Some texts on Ayurveda mention Nagnajit as an authority on medicine:

- Bhela Samhita describes Nagnajit as a saintly king (rajarshi) of Gandhara, who asks Punarvasu about the effects of poison.
- Vagbhata's Ashtanga-hrdaya refers to Nagnajit and other authorities on Ayurveda in connection with the effects of poison.
- Indu's commentary on Ashtanga-sangraha calls Nagnajit Daruvahin, and refers to his opinion on the effects of poison.
- Kashyapa-samhita mentions Daruvaha, describing him as a rajarshi, and refers to his opinions on the causes of diseases. Some scholars, such as Hemaraja Sharma, believe that Daruvaha or Daruvahin was another name of Nagnajit, as suggested by Indu.
- A commentary on Ashtanga-hrdaya cites Nagnajit's opinion on food, blood, and flesh.
- A manuscript of Hemadri's Lakshana-prakasha, dated to 1525 VS, cites Vinagnajit as an authority on Ayurveda; according to Shastri, "Vinagnajit" may be a typo for "Nagnajit".

== Historicity ==

J.C. Ghosh (1939) theorizes that the Nagnajit referred to in various texts was a single person. According to Ghosh, he was a Vedic period king who was also an exponent of the Gandhara school of art. Ghosh identifies Nagnajit's instructors Parvata and Narada as the sages associated with the Rigveda hymns 8.12 and 8.13.

Gustav Roth theorizes that Nagnajit was a king of Gandhara, an authority on shilpa shastra (arts and crafts), and possibly a wrestling champion as suggested by his name (Roth interprets the Sanskrit name nagna-jit as "an athlete beating a naked opponent").

Ajay Mitra Shastri (1991) disputes Ghosh's theory on various grounds. For example, different texts name different sons and teachers of Nagnajit. Also, Varahamihira's Brhat Samhita does not describe him as a king, and suggests that Nagnajit was associated with the Dravida (South Indian) school of sculpture, not Gandhara school of art.

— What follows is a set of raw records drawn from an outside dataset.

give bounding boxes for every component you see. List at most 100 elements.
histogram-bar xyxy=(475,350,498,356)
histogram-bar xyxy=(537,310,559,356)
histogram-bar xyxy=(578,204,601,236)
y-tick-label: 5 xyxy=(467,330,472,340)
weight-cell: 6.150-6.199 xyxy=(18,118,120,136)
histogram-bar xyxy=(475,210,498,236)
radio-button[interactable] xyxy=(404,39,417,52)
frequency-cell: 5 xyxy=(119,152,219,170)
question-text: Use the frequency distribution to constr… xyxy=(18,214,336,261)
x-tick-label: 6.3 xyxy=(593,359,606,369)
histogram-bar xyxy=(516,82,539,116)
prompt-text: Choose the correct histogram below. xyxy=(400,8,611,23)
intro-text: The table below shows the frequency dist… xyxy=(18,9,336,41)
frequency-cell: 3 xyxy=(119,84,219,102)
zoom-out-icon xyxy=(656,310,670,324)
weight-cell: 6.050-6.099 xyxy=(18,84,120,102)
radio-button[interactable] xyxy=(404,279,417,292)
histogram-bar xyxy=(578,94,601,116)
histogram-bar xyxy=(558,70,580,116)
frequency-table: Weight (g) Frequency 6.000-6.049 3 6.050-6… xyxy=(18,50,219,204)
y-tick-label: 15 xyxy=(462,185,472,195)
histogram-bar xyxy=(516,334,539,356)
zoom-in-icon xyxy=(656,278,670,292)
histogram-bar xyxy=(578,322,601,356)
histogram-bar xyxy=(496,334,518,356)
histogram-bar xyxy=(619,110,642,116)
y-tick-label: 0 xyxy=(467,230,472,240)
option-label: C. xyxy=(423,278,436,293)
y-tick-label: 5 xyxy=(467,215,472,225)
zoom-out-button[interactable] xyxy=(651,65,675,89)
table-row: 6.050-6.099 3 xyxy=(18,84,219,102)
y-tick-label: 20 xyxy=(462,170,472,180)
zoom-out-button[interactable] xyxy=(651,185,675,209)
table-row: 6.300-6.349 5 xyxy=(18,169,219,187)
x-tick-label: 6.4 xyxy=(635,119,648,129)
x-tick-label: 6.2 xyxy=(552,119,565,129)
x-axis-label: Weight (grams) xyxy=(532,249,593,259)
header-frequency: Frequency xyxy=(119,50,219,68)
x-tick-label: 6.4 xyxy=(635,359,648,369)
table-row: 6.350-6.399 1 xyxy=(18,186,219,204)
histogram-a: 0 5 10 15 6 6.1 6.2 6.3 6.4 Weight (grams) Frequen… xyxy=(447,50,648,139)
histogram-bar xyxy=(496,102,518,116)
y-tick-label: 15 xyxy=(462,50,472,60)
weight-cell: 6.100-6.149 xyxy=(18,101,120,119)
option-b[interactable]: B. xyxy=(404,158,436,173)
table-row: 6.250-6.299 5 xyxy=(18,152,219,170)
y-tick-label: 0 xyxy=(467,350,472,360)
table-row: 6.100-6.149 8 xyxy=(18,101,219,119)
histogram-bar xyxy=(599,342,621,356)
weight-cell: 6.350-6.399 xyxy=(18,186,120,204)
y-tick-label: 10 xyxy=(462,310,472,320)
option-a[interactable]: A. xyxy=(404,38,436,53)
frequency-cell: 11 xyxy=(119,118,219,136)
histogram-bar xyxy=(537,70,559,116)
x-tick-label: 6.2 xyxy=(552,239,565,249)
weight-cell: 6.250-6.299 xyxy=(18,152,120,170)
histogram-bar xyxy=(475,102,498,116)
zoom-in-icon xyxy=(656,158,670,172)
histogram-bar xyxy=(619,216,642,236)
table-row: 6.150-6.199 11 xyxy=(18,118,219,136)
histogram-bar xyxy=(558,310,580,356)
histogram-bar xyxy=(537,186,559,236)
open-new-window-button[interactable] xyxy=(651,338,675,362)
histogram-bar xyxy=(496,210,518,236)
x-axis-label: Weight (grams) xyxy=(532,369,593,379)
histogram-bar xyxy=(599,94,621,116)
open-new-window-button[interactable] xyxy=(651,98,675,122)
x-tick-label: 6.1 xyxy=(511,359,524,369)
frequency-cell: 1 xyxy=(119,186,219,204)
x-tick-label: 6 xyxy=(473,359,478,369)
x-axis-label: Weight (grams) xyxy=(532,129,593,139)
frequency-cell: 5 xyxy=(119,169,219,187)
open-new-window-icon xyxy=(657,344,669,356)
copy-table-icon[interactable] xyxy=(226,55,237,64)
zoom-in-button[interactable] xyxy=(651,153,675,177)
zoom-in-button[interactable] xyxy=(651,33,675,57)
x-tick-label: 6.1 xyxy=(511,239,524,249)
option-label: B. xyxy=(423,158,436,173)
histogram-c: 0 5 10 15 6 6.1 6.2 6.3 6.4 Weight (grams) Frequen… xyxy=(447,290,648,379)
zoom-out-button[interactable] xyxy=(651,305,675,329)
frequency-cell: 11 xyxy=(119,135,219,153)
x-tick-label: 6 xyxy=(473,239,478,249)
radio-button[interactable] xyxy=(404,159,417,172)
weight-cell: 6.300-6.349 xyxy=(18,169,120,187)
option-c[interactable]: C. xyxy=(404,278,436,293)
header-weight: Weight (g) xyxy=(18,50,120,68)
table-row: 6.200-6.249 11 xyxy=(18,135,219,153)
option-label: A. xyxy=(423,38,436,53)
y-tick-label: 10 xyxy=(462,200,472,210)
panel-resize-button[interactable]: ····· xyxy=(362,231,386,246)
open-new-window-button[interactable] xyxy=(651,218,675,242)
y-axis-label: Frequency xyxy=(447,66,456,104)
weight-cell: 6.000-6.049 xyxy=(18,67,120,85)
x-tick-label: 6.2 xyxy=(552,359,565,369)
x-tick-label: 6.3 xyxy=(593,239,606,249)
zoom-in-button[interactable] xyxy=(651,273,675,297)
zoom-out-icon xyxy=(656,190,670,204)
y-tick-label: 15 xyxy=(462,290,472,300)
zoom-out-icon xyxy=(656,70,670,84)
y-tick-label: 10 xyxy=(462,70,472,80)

According to Shastri, there were at least three distinct kings named Nagnajit (who ruled in Gandhara and/or neighbouring areas), plus a scholar with the same name:

- Nagnajit of Gandhara, a contemporary of Bhima of Vidarbha. He is referred to in the Aitareya Brahmana, Kumbhakara Jataka, and Uttaradhyayana-sutra. Shastri places this king in 7th century BCE or earlier, since two of these texts describe him as a contemporary of Nimi, who according to the Nimi Jataka was the penultimate king of Videha. The Buddhist and Jain texts present Nagnajit as a believer in their respective faiths, and the Brahmanical text Shatapatha Brahmana rejects his opinion. According to historian Shastri, this suggests that Nagnajit did not favour certain Brahmanical practices.
- Nagnajit of Mahabharata.
- Nagnajit of Purusha-pura, mentioned in the Avashyaka-churni.
- Nagnajit, the scholar who wrote on temple architecture, sculpture, and painting. He lived sometime before the 6th century CE (as Varahamihira refers to him), and likely wrote a treatise on Dravidian sculpture.

According to Shastri, the Ayurveda scholar named Nagnajit may be identified with one of the three kings of Gandhara.